Berdasarkan beleid tersebut, pihak yang dapat menyelenggarakan kegiatan usaha sebagai Bursa Karbon merupakan penyelenggara pasar yang telah memiliki izin usaha sebagai Penyelenggara Bursa Karbon dari OJK.
Selain itu, penyelenggara Bursa Karbon wajib memiliki modal disetor paling sedikit sebesar Rp 100 miliar. Adapun sumber modal tersebut tidak diperbolehkan berasal dari pinjaman.
Selanjutnya, pemegang saham, anggota direksi, dan anggota dewan komisaris penyelenggara Bursa Karbon wajib memenuhi persyaratan yang ditetapkan oleh OJK. Mereka juga diwajibkan untuk melalui penilaian kemampuan dan kepatutan.
Kepala Departemen Literasi, Inklusi Keuangan dan Komunikasi OJK, Aman Santosa, menjelaskan POJK Bursa Karbon akan menjadi pedoman dan acuan perdagangan karbon melalui bursa karbon.
POJK Bursa Karbon ini merupakan amanat Undang-Undang Nomor 4 Tahun 2023 tentang Pengembangan dan Penguatan Sektor Keuangan (UU P2SK) yang mengamanatkan pengaturan lebih lanjut Perdagangan Karbon melalui Bursa Karbon. Sesuai UU P2SK, penyusunan POJK ini telah melalui proses konsultasi dengan Komisi XI DPR RI.

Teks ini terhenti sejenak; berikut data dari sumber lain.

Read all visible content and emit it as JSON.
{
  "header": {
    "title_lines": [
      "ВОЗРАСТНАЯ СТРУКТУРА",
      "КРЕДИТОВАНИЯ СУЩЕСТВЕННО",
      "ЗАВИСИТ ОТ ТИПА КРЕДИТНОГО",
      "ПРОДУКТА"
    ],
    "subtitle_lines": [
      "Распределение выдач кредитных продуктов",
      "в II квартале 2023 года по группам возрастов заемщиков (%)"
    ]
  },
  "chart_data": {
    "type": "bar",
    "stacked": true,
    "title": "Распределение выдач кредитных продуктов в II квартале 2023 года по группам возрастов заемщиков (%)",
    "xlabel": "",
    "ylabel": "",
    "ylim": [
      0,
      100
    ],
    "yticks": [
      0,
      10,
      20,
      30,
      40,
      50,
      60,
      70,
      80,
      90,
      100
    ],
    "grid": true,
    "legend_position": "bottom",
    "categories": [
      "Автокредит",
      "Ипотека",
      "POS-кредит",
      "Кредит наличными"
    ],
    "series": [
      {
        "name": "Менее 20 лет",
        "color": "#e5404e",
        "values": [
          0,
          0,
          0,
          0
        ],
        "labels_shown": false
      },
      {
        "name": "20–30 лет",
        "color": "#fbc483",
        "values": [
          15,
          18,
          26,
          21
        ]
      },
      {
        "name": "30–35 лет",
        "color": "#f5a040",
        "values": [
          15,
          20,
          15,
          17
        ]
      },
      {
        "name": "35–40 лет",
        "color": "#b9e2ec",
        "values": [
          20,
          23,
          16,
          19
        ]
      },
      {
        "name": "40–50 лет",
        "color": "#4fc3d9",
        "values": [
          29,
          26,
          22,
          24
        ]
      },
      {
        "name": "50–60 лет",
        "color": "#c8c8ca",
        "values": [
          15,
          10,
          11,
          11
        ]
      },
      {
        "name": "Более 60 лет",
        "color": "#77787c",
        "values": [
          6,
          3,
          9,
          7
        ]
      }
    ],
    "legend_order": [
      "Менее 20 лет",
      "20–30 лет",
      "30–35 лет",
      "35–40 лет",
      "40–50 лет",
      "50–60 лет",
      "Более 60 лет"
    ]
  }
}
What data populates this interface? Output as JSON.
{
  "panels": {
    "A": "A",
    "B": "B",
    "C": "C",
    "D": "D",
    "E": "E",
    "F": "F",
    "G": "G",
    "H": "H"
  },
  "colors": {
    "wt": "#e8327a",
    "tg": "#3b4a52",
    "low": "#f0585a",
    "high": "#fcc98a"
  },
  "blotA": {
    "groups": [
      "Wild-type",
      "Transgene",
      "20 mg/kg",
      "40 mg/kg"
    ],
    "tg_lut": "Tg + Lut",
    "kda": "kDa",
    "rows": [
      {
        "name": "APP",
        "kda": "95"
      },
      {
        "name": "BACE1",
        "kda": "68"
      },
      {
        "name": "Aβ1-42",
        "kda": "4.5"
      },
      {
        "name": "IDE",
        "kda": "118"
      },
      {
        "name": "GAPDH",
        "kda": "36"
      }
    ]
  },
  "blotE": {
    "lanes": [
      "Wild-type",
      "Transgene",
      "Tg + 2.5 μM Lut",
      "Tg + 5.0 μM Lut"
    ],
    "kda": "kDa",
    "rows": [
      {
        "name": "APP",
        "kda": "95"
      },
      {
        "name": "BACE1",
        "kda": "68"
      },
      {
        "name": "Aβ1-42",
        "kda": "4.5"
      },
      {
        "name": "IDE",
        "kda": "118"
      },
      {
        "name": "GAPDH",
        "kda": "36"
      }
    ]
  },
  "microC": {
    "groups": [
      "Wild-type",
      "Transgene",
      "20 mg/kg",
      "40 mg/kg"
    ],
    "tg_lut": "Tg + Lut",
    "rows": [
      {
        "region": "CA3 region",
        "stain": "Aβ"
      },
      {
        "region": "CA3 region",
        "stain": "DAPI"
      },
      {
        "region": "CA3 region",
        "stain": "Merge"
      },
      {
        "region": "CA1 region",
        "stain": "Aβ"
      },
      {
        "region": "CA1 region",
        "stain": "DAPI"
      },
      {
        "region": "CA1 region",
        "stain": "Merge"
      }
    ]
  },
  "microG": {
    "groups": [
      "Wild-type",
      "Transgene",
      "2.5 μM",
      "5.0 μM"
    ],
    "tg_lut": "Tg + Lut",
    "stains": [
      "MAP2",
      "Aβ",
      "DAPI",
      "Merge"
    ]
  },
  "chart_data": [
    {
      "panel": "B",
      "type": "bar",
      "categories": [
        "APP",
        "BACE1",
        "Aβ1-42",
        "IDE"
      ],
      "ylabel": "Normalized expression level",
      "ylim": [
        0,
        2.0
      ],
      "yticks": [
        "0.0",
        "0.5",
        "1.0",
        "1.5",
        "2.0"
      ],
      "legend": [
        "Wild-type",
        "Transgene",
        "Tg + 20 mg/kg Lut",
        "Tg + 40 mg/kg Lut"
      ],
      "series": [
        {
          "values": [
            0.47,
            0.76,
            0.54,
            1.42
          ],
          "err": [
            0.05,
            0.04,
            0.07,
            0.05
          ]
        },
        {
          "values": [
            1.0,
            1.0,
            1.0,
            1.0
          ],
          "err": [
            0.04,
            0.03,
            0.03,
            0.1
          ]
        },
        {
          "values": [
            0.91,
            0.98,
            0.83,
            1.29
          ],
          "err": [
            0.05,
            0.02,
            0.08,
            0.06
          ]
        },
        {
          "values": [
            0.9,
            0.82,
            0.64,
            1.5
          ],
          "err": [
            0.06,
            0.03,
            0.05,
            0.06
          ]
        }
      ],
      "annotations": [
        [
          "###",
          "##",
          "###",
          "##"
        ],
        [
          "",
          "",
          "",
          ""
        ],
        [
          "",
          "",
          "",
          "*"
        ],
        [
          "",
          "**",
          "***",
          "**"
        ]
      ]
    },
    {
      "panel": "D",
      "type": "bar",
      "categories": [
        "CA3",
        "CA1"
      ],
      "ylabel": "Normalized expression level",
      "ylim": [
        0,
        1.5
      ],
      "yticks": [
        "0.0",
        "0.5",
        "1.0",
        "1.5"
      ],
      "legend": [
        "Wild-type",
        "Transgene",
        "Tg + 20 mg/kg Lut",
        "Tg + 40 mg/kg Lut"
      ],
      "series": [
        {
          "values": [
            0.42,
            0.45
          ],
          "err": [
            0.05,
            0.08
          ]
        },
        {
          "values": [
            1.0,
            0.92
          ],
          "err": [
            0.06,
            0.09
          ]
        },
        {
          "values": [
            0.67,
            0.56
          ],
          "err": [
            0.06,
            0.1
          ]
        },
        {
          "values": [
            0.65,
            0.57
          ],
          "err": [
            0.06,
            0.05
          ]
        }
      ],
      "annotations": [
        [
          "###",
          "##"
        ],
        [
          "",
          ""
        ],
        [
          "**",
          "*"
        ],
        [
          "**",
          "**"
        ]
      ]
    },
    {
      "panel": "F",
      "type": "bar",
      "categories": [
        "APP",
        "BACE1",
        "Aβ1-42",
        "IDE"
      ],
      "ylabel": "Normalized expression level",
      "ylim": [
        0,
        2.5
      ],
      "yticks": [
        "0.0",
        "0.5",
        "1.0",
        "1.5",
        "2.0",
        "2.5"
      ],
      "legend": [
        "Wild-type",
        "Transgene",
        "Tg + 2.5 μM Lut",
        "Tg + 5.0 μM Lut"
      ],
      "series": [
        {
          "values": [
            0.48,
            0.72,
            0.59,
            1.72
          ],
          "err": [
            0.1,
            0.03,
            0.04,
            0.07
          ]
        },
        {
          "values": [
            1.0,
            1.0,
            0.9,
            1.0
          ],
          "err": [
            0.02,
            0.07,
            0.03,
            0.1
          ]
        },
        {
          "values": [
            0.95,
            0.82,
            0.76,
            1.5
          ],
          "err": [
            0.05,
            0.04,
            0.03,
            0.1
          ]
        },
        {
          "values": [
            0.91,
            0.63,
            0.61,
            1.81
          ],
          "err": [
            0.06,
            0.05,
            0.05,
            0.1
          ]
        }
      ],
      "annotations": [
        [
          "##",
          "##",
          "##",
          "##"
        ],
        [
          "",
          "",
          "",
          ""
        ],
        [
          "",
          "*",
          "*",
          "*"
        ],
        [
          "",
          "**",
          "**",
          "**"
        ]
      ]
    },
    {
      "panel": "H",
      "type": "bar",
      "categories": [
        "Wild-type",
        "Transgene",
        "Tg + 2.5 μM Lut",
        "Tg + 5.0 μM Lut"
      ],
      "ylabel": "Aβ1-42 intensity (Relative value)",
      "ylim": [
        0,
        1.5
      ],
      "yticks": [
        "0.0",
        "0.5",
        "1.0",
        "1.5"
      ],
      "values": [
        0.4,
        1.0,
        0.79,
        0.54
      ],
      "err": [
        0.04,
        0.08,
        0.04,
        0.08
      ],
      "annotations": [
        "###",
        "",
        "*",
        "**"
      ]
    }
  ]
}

"POJK ini merupakan bagian dari upaya OJK untuk mendukung Pemerintah dalam melaksanakan program pengendalian perubahan iklim melalui pengurangan emisi Gas Rumah Kaca (GRK), sejalan dengan komitmen Paris Agreement, serta mempersiapkan perangkat hukum domestik dalam pencapaian target emisi GRK tersebut," jelas Aman.